Maggie Jackson
Prometheus, 344 pages
Published November 7, 2023
I once served as a volunteer leader in an organization experiencing huge growth and change. Nerves frayed, tempers flared and factions formed as we tried to discern the next steps; it was rough.
Thanks to “Ted Lasso,” I decided to be “curious, not judgmental.” I entered each conversation assuming I didn’t know the answer, confident that curious questioning would lead the group to the best solutions. It worked. Well, not perfectly, but better. I discovered that I love this liminal space of wondering and questioning; in Uncertain, I now have a worthy guide.
Author and journalist Maggie Jackson brings scientific concepts to a mass audience, inviting us to live into the discomfort of uncertainty, because that’s where we learn, grow and flourish. She believes that the “starting point to expanding our knowledge” is the unexpected — through stories (from medicine, business, family life and more), she helps us understand the psychology behind our problem-solving.
Our first instinct is often to start with what we know, often moving us too quickly to a sub-optimal solution. “Creating a full picture of the situation demands that you hold in mind and gradually refine hidden and even conflicting possibilities into nuanced understanding…” Jackson writes. In a crisis, “adaptive experts” will generate alternative theories and test them, whether in the operating room or in wartime intelligence.
How can Jackson’s book guide us in our faith and work?

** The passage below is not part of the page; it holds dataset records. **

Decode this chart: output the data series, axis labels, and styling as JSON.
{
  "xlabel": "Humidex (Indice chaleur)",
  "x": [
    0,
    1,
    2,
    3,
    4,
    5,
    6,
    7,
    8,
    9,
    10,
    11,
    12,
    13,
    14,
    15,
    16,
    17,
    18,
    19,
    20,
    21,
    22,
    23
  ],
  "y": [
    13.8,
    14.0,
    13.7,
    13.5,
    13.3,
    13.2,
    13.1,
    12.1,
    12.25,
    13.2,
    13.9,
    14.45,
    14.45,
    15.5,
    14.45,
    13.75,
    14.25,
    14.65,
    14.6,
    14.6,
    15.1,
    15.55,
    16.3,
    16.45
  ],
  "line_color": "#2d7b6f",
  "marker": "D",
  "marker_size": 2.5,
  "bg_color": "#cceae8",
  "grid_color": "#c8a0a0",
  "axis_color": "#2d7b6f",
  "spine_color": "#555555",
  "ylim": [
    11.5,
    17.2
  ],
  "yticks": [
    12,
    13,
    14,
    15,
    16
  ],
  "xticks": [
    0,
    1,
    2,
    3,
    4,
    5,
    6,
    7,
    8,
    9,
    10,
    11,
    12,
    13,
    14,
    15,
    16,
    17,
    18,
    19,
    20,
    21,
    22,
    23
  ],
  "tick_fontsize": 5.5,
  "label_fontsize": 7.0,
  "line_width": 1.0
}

Church leaders know we’re in a new world, yet we often revert to old patterns. Jackson’s celebration of uncertainty can free us from defensiveness and “the way things have always been done,” inviting us to ponder and question. This just might lead us into creative solutions and a new future.
Perhaps a generous uncertainty could even allow us see God at work in new ways. If I allow myself to be less sure, more open, can I simply wonder where God might show up next? The possibilities of Uncertain are wide open.